Every year, the Yale School of Management’s Global Social Entrepreneurship course gives student teams the opportunity to act as consultants for Indian social enterprises. Last fall and winter, six teams addressed a range of projects. The students spent a half semester working with the organizations remotely before traveling to India in January, and then completed their work in early March.
The students shared some key takeaways during presentations hosted by the Social Impact Lab on March 1 and March 8.
Arjun Adichazhi Valappil ’17, Robin Chan ’17, Maggie Chau ’17, Ramya Gopal ’17, and Ruth Sego FES ’17 partnered with TARAurja, a solar microgrid company that operates in remote, rural areas in Northern India and wants to expand.
The students worked with TARAurja on ways to improve operations, reduce capital expenses, and learn from the example of comparable peer companies.
“In India, there’s been a lot of rapid development over the last few decades, but there are still a lot of people who lack reliable access to electricity. It’s difficult to extend the gird into rural areas, so a lot of off-grid companies, like TARAurja, have arisen.”
– Robin Chan ’17
BASIX Sub-K Transactions, Ltd.
Emilie Leforestier, MA ’17, a student at the Jackson Institute for Global Affairs; Justin Ling ’17; Will Sealy ’17; Anudeep Yegireddi ’17; and Nina Zhao MAM ’17 partnered with BASIX Sub-K Transactions, a microfinancial institutuion that links banks and customers and wants to expand so that more Indians can access formal financial services.
The students worked with BASIX to target how the company can leverage new technology to expand its credit services. Students analyzed financial technology innovations that BASIX could integrate into its operations, improving both efficiency and customer experience
“India is going through a digital revolution right now, which we think could be really beneficial for increasing access to credit.”
—Justin Ling ’17
Rebecca Joy Anderson MA ’17, a student at the Jackson Institute for Global Affairs; Vaibhav Desai ’17; Vichi Jagannathan ’17; and Daniel Nyaho-Darti MAM ’17 partnered with AlphaMD LifeSciences, a startup focused on how analytics information is shared with pharmaceutical companies.
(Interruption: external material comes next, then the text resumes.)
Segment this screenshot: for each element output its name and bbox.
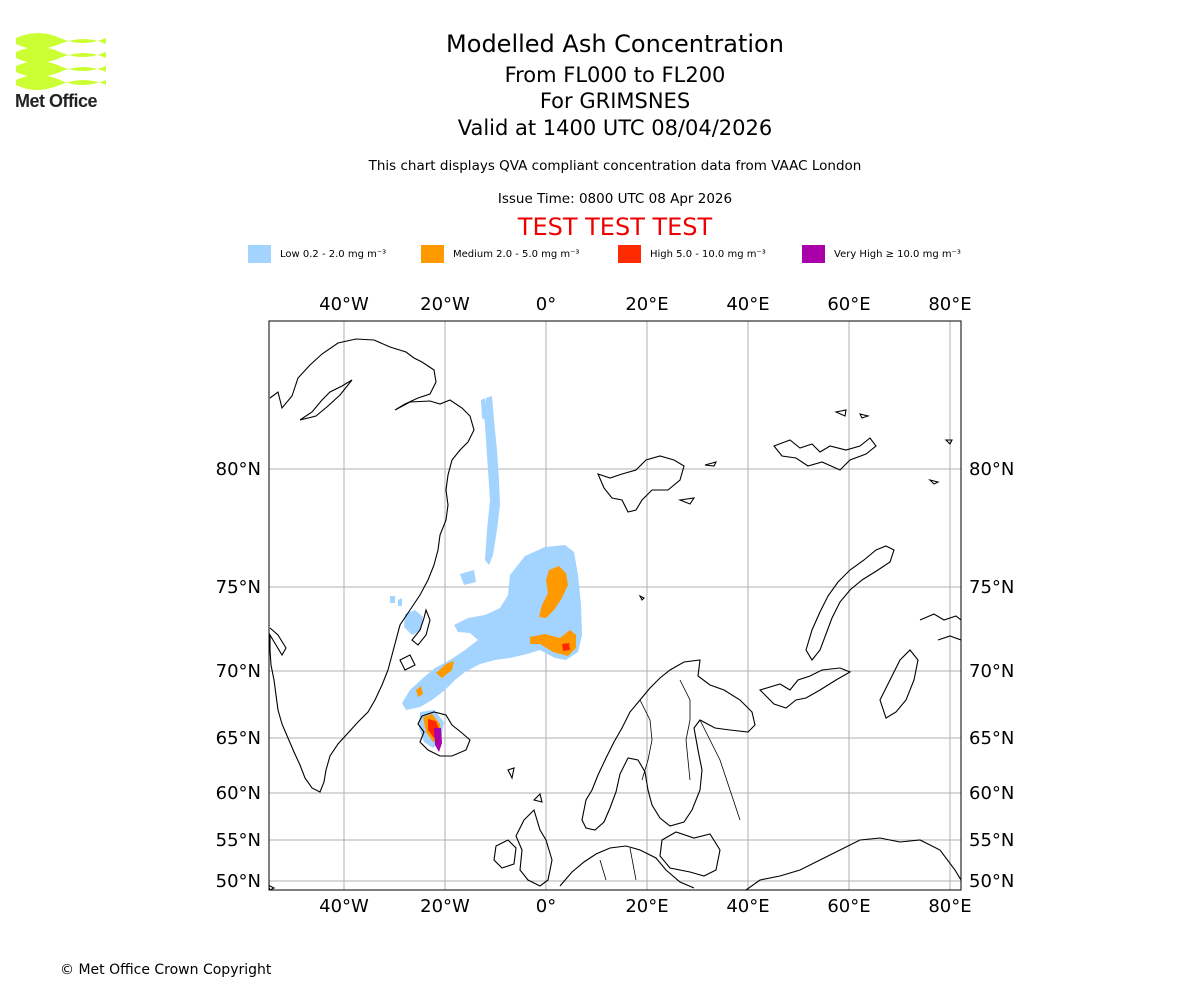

The students analyzed several business models of how AlphaMD could launch a new, mobile healthcare delivery system to bring care to rural areas. Students worked on a financial model for the undertaking, paying special attention to key metrics that could track performance.
“We studied models of non-urban healthcare delivery in India. It was the first time any of us had dealt with the concept of healthcare delivery. Conversations with stakeholders made the trip so valuable.”
—Rebecca Anderson MA ’17, a student at the Jackson Institute for Global Affairs
Other teams included:
- Eunice Amo MAM ’17; Oscar Benjamin ’17, FES ’17; Tanveer Chawla ’17; and Caleb Thomson MAM ’17, who partnered with the Center for Science and Environment, a public interest research and advocacy organization, on a business plan to promote sustainable development through organic farmers’ markets.
- Shashank Iyer MA ’17; Kamal Naidu MAM ’17; Ariel Olswanger SPH-HCMP ’17; and Ariel Russ FES ’17, who partnered with Sadhna, a handicraft enterprise that helps women artisans achieve economic and financial empowerment by selling their crafts.
- Basim Aqdas ’17, Natania Gazek ’17, Kaitlin Koga ’17, and Jessel Patel ’17, who partnered with the Mann Deshi Foundation, a women’s cooperative bank and foundation in rural India that seeks to empower women through financial services.